Eran las 8.06 de la mañana. Pilar se despertaba, ponía los pies en las zapatillas que había al lado de su cama. Se levantaba, suspiraba y pensaba que otro día igual le esperaba. Como cada día hacía la cama, se lavaba la cara, se vestía e iba a desayunar. Un vaso de leche, dos galletas maría y las pastillas que le había recetado su médico.
8.37 Pilar corría las cortinas del comedor, abría la ventana y salía al balcón a regar el jazmín, el geranio, las margaritas y un cactus inmortal.
Veinte minutos antes Ricardo había abierto el ojo izquierdo y a continuación el derecho. Había sacado la mano de entre las sábanas y palpando bruscamente en su mesilla de noche había dado con las gafas de vista. Ricardo se había puesto las gafas mientras se incorporaba de la cama poniendo al mismo tiempo los pies dentro de las zapatillas de andar por casa. Varios minutos había tardado en poder levantarse, ya que con el esfuerzo de encontrar las gafas, ya había consumido la mitad de su energía acumulada.
Alrededor de las 8.25 bajaba a desayunar a la cocina -justo dos minutos más tarde que Pilar- y después de haberse aseado y haber perdido casi 5 minutos en bajar el tramo de 10 escalones que separaban el primer piso de la planta baja. Ricardo desayunaba una rebanada de pan con mantequilla y un poco de mermelada de tomate, un zumo de naranja y las pastillas que le había recetado su médico.
8.40. Pilar regaba las plantas. Ricardo se sentaba al sillón que había junto a la ventana del comedor y mientras se peinaba los cuatro pelos que le quedaban de su escasa cabellera, miraba por la ventana a Pilar.

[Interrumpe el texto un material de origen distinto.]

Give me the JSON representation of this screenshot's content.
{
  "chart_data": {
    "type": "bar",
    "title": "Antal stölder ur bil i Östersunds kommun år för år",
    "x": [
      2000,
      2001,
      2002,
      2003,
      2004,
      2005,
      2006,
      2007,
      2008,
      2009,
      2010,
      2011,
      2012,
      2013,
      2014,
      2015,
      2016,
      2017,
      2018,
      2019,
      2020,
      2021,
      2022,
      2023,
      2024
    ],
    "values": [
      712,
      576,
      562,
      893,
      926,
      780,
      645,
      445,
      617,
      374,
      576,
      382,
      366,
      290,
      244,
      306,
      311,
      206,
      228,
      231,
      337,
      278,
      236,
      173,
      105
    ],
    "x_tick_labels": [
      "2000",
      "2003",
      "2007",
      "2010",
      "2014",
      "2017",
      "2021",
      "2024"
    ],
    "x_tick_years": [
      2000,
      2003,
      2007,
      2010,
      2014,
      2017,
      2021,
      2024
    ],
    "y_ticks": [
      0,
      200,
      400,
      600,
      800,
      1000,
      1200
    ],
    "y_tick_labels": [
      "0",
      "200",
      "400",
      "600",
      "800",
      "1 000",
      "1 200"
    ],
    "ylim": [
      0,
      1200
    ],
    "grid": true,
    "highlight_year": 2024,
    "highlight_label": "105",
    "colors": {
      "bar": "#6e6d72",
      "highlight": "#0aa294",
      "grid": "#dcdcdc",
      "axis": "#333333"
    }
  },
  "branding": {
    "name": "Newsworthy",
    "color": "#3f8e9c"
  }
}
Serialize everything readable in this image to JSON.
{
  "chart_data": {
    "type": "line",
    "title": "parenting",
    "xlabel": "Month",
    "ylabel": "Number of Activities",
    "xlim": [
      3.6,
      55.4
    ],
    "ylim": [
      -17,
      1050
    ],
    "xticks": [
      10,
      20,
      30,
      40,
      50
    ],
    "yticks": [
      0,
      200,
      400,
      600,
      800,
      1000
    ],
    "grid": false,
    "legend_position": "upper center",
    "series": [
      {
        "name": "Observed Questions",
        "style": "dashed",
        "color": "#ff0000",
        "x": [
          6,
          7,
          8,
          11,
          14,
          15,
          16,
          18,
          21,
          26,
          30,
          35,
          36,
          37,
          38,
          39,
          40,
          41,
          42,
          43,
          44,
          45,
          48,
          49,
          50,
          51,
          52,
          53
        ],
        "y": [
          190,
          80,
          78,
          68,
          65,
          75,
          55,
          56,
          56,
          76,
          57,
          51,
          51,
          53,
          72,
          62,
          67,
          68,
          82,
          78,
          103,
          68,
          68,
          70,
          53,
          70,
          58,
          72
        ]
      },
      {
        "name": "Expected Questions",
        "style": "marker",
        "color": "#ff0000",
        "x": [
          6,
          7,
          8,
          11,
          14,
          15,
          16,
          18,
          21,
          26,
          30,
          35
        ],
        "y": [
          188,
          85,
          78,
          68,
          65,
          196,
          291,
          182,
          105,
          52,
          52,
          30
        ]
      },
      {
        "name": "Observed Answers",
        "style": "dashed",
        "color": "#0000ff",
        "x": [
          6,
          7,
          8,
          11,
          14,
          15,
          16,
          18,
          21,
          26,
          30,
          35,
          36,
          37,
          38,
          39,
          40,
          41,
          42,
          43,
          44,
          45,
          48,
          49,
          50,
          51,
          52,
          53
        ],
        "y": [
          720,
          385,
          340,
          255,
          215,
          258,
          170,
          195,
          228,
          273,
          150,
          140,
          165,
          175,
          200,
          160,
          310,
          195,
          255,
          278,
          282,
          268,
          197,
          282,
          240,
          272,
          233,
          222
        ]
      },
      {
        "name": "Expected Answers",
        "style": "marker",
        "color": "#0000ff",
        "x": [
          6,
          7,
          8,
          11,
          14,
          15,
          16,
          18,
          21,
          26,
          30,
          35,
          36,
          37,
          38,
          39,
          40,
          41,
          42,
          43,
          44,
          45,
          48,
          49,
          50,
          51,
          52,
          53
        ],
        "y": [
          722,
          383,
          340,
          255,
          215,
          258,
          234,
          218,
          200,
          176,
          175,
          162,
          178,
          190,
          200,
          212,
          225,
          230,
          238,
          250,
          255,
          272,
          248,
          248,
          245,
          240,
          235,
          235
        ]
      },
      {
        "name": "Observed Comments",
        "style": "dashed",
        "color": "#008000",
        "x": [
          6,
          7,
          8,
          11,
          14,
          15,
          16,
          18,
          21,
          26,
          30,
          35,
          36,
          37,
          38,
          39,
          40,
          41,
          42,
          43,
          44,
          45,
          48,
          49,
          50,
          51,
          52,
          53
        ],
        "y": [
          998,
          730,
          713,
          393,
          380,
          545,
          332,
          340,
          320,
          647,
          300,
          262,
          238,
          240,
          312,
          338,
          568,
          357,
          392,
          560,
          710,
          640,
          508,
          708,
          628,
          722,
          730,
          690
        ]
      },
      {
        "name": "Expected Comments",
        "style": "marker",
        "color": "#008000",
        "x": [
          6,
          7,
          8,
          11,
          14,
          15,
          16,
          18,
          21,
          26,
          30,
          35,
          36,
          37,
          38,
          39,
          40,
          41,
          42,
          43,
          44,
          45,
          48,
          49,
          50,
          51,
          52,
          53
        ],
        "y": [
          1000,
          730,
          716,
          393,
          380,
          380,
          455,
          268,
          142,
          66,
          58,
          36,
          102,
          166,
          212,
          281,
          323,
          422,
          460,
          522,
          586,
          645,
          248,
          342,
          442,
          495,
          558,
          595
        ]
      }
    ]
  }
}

Pilar llevaba el vestido verde de flores, un tanto cortito para una mujer de su edad, pensarían muchas. El aire del mar, cálido y húmedo, removía las banderolas de las fiestas que cubrían las calles del pueblo. Ese mismo aire cálido removía el vestido floreado de Pilar permitiendo que desde la casa de enfrente Ricardo pudiese verle las bragas negras.
Ricardo cogía el cuaderno y el lápiz y, como cada día, dibujaba a Pilar. Una mujer bellísima a pesar de su larga edad, sus arrugas le favorecían, y su media melena blanca le transmitían a Ricardo una extraña sensación de placer y paz al mismo tiempo. Aunque Ricardo no la pudiese tocar más que en sus bocetos, Pilar era su mujer.
Las plantas de Pilar y sus arrugas crecían al mismo tiempo que el suelo de la casa de Ricardo se llenaba de bocetos y de cabellos. El tiempo pasaba, los vestidos cambiaban a abrigos, los geranios perdían las flores y Ricardo cada día tardaba más en bajar las escaleras.
Un día, alrededor de las 8.25, como cada día, empezó a bajar las escaleras y de repente se tropezó, suerte que estuvo a tiempo de agarrarse a la barandilla y evitar lo que podría haber sido su final. Ese tropiezo provocó que Ricardo llegase un poco más tarde al sillón del comedor. Se sentó, y mientras se disponía a peinar lo que le quedaba de cabello, miró por la ventana. Miró el reloj de la pared. Volvió a mirar por la ventana. Miró el reloj de su bolsillo. Volvió a mirar por la ventana. Pilar no había salido a regar las plantas, ni siquiera había corrido las cortinas.
Ricardo no tenía nada que dibujar. Ricardo se pasó todo el día mirando por la ventana, esperando que su musa saliese, pero no salió. Ni el día siguiente. Ni el otro. Ricardo se quedó sentado, esperando, mirando perdidamente el balcón de Pilar. Pero las cortinas no se corrieron nunca más.
Ricardo se quedó sentado, con el lápiz en la mano hasta que se le cayó.